De ese modo, en vez de los pobres tener garantizados empleo y protección desde el nacimiento hasta la muerte, son los ricos los que exigen al Estado protegerlos a ellos, como muestran los cuantiosos montos destinados a rescatar industrias, bancos, conglomerados tecnológicos, etc., durante la crisis financiera en 2008 y el COVID en 2020.
Algo no previsto inicialmente era que el Estado de bienestar atraería inmigrantes de los países que habían sido antiguamente colonizados y expoliados. Sus habitantes se sentían con derecho a disfrutar de algunas de las riquezas que habían surgido del sacrificio y la muerte de sus ancestros. Tampoco se había anticipado que el consecuente rechazo al cuerpo extraño rompería la cohesión social.

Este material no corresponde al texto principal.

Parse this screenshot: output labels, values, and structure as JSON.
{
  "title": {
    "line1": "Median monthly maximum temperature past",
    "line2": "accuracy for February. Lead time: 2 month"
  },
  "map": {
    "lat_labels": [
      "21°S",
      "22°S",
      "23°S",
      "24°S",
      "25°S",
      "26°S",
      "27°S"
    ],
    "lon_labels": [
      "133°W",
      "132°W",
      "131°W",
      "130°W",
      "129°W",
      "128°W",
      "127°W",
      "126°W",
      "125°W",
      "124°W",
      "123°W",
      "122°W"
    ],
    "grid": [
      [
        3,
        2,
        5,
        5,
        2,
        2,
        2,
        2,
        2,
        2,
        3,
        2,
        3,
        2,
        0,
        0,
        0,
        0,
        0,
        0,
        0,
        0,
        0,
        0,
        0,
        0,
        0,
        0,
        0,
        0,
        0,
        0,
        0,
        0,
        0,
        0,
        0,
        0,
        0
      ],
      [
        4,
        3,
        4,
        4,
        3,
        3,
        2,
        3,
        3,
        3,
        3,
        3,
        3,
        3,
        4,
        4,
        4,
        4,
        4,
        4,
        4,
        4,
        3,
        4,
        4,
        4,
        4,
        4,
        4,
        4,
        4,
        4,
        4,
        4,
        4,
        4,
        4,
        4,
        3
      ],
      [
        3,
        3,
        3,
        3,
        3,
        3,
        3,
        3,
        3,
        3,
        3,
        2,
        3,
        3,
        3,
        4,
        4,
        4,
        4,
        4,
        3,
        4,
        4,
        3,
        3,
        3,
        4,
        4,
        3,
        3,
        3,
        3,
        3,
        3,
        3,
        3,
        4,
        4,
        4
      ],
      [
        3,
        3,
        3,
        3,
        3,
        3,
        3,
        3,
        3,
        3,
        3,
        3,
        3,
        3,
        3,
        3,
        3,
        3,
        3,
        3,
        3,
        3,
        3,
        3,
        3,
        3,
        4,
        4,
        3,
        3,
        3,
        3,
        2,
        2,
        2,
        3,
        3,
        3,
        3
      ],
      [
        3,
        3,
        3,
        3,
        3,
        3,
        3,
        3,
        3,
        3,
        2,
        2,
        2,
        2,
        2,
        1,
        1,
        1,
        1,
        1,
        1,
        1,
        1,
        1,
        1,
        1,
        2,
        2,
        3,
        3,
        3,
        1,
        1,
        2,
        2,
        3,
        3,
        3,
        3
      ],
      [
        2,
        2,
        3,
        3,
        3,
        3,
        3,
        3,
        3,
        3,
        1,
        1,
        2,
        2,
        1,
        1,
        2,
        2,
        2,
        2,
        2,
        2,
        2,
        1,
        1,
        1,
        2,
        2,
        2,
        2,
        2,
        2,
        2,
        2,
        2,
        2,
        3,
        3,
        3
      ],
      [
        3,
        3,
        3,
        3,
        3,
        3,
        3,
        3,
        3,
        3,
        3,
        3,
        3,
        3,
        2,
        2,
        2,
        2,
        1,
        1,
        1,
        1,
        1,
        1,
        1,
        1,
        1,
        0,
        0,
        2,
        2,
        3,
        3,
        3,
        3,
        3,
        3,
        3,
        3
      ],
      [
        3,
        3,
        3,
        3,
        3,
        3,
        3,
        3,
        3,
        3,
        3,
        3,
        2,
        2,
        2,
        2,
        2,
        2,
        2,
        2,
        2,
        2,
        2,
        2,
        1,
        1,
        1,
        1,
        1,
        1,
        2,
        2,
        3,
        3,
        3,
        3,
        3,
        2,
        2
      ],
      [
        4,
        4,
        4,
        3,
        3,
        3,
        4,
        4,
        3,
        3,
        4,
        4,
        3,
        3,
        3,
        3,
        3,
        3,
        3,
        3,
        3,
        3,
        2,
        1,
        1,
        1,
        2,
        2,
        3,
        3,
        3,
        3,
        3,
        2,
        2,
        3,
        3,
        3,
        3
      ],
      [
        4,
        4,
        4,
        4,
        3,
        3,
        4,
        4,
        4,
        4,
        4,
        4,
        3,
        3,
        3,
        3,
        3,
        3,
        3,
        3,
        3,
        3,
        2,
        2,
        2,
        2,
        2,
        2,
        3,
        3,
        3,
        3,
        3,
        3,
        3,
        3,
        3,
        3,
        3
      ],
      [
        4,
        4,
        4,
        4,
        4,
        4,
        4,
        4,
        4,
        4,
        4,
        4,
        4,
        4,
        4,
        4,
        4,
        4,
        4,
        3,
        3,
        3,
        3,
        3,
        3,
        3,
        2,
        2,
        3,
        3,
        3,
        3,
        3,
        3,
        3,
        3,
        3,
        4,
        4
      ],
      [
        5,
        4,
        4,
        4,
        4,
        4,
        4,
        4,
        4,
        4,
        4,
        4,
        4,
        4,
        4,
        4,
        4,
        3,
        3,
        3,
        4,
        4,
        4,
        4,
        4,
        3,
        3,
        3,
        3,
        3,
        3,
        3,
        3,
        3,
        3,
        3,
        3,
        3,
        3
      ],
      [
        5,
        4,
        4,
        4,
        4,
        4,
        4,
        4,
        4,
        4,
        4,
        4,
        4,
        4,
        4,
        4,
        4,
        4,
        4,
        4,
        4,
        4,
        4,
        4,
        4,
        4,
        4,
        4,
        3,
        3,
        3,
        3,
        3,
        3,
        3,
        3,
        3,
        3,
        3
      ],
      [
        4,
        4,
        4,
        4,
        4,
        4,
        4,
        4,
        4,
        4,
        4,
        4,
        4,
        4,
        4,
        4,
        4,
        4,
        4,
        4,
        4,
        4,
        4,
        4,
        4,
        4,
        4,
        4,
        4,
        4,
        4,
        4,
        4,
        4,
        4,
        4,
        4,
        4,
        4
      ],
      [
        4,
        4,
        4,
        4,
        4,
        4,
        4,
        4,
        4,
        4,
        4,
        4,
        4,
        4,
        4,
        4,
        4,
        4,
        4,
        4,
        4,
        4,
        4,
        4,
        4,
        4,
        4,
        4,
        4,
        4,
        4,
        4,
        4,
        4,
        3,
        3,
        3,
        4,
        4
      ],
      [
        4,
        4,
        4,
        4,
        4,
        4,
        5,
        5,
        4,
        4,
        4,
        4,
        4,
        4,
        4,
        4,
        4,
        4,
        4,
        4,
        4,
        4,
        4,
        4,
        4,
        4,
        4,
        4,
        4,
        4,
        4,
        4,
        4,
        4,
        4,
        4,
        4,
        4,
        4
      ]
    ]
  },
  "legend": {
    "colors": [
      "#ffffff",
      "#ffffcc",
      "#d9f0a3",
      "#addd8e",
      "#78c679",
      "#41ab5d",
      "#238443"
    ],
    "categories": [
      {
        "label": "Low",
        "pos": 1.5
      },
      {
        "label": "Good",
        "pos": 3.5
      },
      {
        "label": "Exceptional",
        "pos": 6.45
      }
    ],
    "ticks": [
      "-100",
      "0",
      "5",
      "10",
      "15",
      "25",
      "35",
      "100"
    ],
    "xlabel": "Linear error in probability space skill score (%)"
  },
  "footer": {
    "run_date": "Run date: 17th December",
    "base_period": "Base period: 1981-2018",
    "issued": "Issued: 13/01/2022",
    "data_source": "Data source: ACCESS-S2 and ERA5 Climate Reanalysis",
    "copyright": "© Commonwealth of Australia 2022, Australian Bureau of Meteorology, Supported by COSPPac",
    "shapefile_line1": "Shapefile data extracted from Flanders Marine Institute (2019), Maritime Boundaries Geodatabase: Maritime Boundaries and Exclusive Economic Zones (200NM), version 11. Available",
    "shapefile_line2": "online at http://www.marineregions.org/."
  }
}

Se dice que, al igual que las personas, los países se deprimen. Hace 100 años, China estaba sufriendo una profunda depresión; al finalizar el siglo XX, Rusia estaba muy deprimida. Hoy es Estados Unidos el que está sumido en una profunda tristeza, está enojado, arrastrando de paso a todo el mundo occidental. Tristemente, en países de todos los continentes, las ideas y movimientos extremos, particularmente de extrema derecha, están ganando un gran respaldo y, también, la democracia pierde apoyo.

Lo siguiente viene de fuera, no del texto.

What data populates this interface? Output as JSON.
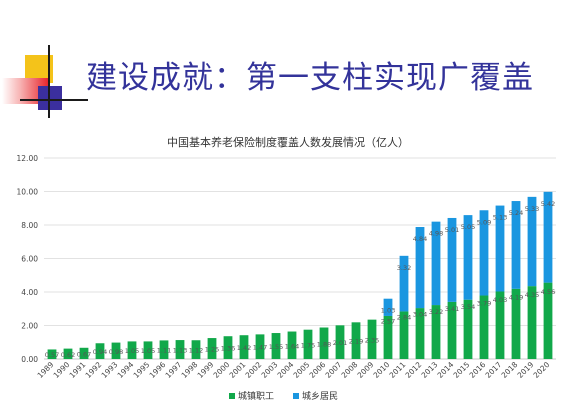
{
  "slide": {
    "title": "建设成就：第一支柱实现广覆盖"
  },
  "chart_data": {
    "type": "bar",
    "stacked": true,
    "title": "中国基本养老保险制度覆盖人数发展情况（亿人）",
    "xlabel": "",
    "ylabel": "",
    "ylim": [
      0,
      12
    ],
    "yticks": [
      "0.00",
      "2.00",
      "4.00",
      "6.00",
      "8.00",
      "10.00",
      "12.00"
    ],
    "grid": true,
    "legend": "bottom",
    "categories": [
      "1989",
      "1990",
      "1991",
      "1992",
      "1993",
      "1994",
      "1995",
      "1996",
      "1997",
      "1998",
      "1999",
      "2000",
      "2001",
      "2002",
      "2003",
      "2004",
      "2005",
      "2006",
      "2007",
      "2008",
      "2009",
      "2010",
      "2011",
      "2012",
      "2013",
      "2014",
      "2015",
      "2016",
      "2017",
      "2018",
      "2019",
      "2020"
    ],
    "series": [
      {
        "name": "城镇职工",
        "color": "#11a84a",
        "values": [
          0.57,
          0.62,
          0.67,
          0.94,
          0.98,
          1.05,
          1.05,
          1.11,
          1.13,
          1.12,
          1.25,
          1.36,
          1.42,
          1.47,
          1.55,
          1.64,
          1.75,
          1.88,
          2.01,
          2.19,
          2.35,
          2.57,
          2.84,
          3.04,
          3.22,
          3.41,
          3.54,
          3.79,
          4.03,
          4.19,
          4.35,
          4.56
        ],
        "labels": [
          "0.57",
          "0.62",
          "0.67",
          "0.94",
          "0.98",
          "1.05",
          "1.05",
          "1.11",
          "1.13",
          "1.12",
          "1.25",
          "1.36",
          "1.42",
          "1.47",
          "1.55",
          "1.64",
          "1.75",
          "1.88",
          "2.01",
          "2.19",
          "2.35",
          "2.57",
          "2.84",
          "3.04",
          "3.22",
          "3.41",
          "3.54",
          "3.79",
          "4.03",
          "4.19",
          "4.35",
          "4.56"
        ]
      },
      {
        "name": "城乡居民",
        "color": "#1a96e0",
        "values": [
          0,
          0,
          0,
          0,
          0,
          0,
          0,
          0,
          0,
          0,
          0,
          0,
          0,
          0,
          0,
          0,
          0,
          0,
          0,
          0,
          0,
          1.03,
          3.32,
          4.84,
          4.98,
          5.01,
          5.05,
          5.09,
          5.13,
          5.24,
          5.33,
          5.42
        ],
        "labels": [
          "",
          "",
          "",
          "",
          "",
          "",
          "",
          "",
          "",
          "",
          "",
          "",
          "",
          "",
          "",
          "",
          "",
          "",
          "",
          "",
          "",
          "1.03",
          "3.32",
          "4.84",
          "4.98",
          "5.01",
          "5.05",
          "5.09",
          "5.13",
          "5.24",
          "5.33",
          "5.42"
        ]
      }
    ]
  }
}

Y en esta gradual desaparición de los sentimientos morales, ahora el nuevo Dios son las armas: gasto en armamentismo que lo va a complicar todo. Con el agravante de que muchos países perciben que la única manera de estar seguros es armarse y, de ser posible, obtener su bomba atómica. No extrañaría que, en cuestión de años, en vez de nueve países con armamento nuclear, tengamos entre 15 y 20, incluyendo aquellos con historial tan terrible como Alemania, Japón, Irán, Polonia o Italia. Así, la humanidad iría montada sobre un barril de pólvora, a expensas del más mínimo error de cálculo que provocaría reacciones en cadena.
Por último, entre negativa a pagar impuestos, envejecimiento demográfico, encarecimiento de los sistemas de seguridad social y nueva carrera armamentística, los países se están sumiendo en progresivo endeudamiento. Sin la abundancia de capitales de tiempos anteriores y más desconfianza internacional, endeudarse tiende a ser más caro, induciendo más déficits y más deudas. Toda una espiral que no se sabe en qué terminará.
En estos terribles años veinte, el mundo está revuelto, son tiempos cada día más inciertos, y lo más incierto de todo es el futuro de Estados Unidos como hegemón mundial.